Monday, April 28, 2008

A piece of land

It’s a normal morning. It is raining in NY. My alarm, crickets sing, I hit snooze. It is grey. I snuggle with my pillow under my covers, my little cave. I wonder at how much more precious my time in bed seems to me when I have so little of it left to savor. I am sure the covers never felt so nice in the weekend when I can linger at my leisure. The morning blur of electric toothbrush, makeup, lotion, shower, getting dressed finding my bag, my keys, running to catch the train, and finally finding my way to my desk.

My mother calls from St. Barth, there is a bulldozers tearing up the acacia native trees on my island. Trees that have taken an eternity to grow in those desert conditions and battered by sea salt and wind in the valley of Grand Fond. Trees that we have made of point of keeping to preserve the islands identity and to help the wild life that depends on its thorny branches to hide nests in. My mother tells me she stood in front of the shovel forbidding it to advance and she threw stones at it. The family gathers around the workers to protest the thoughtless onslaught on the property that lays beside my grandmothers house. Ligne de St.Barth, the ruthless and soulless owner of a company who makes lotions of what he claims are natural ingredients on the island, has decided to build another factory, storage or building. My uncle follows him and berates him for taking land from people who trusted him while leaving them with nothing. My aunt calls the lawyers to see if they can put a legal halt to his desecration. My grandmother, I imagine must be sitting somewhere trying to make sense of the commotion.
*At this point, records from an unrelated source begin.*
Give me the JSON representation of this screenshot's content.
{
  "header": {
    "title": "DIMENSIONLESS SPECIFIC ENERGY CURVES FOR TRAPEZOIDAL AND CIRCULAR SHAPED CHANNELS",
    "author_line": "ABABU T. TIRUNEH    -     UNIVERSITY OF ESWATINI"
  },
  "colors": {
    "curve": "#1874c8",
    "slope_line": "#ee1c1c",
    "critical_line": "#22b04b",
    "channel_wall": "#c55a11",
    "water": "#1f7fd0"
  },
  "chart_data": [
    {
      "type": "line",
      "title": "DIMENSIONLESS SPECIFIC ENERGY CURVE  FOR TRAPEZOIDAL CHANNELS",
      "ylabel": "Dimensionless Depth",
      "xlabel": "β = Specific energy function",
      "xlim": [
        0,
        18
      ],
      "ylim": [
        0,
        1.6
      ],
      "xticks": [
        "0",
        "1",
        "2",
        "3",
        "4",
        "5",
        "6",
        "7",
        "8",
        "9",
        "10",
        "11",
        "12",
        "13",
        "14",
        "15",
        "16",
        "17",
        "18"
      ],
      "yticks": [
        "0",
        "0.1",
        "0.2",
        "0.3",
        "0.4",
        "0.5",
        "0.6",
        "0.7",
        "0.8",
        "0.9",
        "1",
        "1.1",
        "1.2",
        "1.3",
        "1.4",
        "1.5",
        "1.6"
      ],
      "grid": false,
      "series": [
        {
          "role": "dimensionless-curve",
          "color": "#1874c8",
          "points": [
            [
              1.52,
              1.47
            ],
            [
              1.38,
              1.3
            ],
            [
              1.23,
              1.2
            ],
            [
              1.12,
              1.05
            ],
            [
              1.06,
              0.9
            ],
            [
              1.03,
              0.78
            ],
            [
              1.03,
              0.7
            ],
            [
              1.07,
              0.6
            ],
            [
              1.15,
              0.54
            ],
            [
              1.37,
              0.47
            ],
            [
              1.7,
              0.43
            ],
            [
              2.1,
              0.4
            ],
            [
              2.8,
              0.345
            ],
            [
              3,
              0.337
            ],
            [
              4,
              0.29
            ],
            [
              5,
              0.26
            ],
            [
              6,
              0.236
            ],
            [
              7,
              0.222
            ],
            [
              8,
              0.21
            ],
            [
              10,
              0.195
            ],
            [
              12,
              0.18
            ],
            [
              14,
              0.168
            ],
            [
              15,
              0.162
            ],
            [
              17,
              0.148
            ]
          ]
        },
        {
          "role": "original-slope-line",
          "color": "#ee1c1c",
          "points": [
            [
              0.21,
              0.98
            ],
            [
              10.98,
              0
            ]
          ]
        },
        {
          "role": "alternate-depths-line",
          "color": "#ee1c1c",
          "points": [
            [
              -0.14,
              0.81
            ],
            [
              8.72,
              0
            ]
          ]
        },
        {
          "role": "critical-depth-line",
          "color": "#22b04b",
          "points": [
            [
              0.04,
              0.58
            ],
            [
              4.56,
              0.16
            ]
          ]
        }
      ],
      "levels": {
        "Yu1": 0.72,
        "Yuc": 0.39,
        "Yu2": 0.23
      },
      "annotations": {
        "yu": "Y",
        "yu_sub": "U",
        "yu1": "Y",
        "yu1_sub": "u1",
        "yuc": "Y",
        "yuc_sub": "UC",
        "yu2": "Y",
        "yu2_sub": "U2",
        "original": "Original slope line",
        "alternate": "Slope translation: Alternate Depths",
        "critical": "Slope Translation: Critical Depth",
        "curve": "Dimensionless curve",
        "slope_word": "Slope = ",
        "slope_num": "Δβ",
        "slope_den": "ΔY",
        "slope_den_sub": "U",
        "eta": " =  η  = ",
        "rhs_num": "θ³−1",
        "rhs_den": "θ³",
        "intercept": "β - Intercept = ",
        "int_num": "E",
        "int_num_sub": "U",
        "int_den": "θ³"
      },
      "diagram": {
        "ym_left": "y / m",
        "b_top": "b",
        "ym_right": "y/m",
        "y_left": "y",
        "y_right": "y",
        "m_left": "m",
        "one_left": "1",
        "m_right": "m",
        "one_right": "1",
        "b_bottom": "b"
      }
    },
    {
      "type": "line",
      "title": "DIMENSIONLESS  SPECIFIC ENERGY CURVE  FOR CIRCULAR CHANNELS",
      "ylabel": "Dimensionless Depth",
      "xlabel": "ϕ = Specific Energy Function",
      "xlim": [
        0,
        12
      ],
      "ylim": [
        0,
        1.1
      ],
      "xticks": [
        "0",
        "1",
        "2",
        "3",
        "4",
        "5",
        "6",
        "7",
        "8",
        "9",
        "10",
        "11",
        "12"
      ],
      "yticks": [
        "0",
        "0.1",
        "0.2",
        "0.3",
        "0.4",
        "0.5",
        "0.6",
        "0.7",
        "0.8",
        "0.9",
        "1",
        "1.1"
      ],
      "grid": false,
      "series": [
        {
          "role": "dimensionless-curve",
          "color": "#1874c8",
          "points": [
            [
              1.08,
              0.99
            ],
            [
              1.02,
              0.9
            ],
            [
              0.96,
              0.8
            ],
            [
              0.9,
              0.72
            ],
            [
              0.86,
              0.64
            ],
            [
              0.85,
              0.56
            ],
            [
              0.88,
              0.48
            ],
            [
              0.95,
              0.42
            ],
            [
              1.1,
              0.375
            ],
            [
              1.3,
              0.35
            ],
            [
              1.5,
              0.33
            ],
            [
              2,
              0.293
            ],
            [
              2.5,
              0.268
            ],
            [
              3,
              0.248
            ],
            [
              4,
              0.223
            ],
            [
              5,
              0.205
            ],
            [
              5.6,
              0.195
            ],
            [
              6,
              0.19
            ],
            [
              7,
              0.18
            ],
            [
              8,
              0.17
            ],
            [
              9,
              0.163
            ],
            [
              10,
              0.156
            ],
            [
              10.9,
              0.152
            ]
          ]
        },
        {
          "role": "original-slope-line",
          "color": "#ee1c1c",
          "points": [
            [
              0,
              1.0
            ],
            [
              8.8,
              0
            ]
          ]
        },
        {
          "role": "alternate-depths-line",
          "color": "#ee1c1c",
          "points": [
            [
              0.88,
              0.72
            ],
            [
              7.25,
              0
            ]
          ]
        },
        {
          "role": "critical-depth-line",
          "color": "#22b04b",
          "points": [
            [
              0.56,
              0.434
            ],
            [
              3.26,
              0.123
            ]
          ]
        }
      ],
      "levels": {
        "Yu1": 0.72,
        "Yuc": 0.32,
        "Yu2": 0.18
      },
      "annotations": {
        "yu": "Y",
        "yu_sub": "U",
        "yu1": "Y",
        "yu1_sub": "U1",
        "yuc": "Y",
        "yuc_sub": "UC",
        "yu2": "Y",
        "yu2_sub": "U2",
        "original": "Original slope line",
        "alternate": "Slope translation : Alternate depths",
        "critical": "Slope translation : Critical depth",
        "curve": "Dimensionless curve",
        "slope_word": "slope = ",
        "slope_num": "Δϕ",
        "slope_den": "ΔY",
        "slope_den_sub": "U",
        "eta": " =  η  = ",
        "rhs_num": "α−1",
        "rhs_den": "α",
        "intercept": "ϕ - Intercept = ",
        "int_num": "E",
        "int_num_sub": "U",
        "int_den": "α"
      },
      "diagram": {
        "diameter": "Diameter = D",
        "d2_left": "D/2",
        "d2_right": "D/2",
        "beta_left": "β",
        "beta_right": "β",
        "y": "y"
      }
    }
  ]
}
I am so far from my little island. One of the few places left on earth that still feels a little natural. My home. The land my ancestors refused to sell even as they had no money to eat so that they could one day pass it to the next generation. It is brutal to see how this same land is being taken over so thoughtlessly by foreigners who throw money around and who fail to respect the nature, but even more malevolent is to witness the gold diggers who drill at the islands surface, carving her rocks to spit what they hope will bring more money in their pockets.

I once heard a horrible story about an island called Nauru, that lost her soul. I wish I could stand on the tallest hill of my island and tell her story. Tell them to remember Nauru.
*Nauru is an island that was once nicknamed Pleasant Island for her natural beauty but has since has suffered her entire interior land to have been carved for the mining of phosphorus. Where the island was once a tropical jungle full of birds, crickets and animals, it is now a white pit leaving the inhabitants to ponder their actions on the edges of the island. They now worry that rising sea levels due to global warning will erradicate what slim outline of land they have left.


  1. Anonymous6:12 PM

    How sad! Thank you for writing about this. I am sorry to read of it, but glad you wrote, if that makes sense.

    I love your blog and your writing style. Thank you for writing.

  2. Yes it is sad. Little pieces of tree, birds, and crickets slipping away into concrete. The way I see we can always turn our faces away and tell ourselves we are not responsible but in the end we will all have to live with the results.

    Thank you for saying that Renoir girl! I never realized I had a writing style.

  3. Your little island? You too? Oh, I know how you feel...

  4. yes, i think of my little island as an extension of me and me as an extension of it. It welcomes and nurtures me with a sense of peace and I of course would like to take care protect it.

  5. Anonymous2:18 PM

    Good luck to the island. Let us hope that good triumphs.

    You do write well.

  6. Thank you Drodbar, it seems that the person cutting up my families land to make his rode is well connected with the government. So we may have to gather public sentiment to support us...but for some strange unfathomable reason I have faith that it will work out.

    Thank you for saying I write well, it means a lot to me coming from someone so eloquent.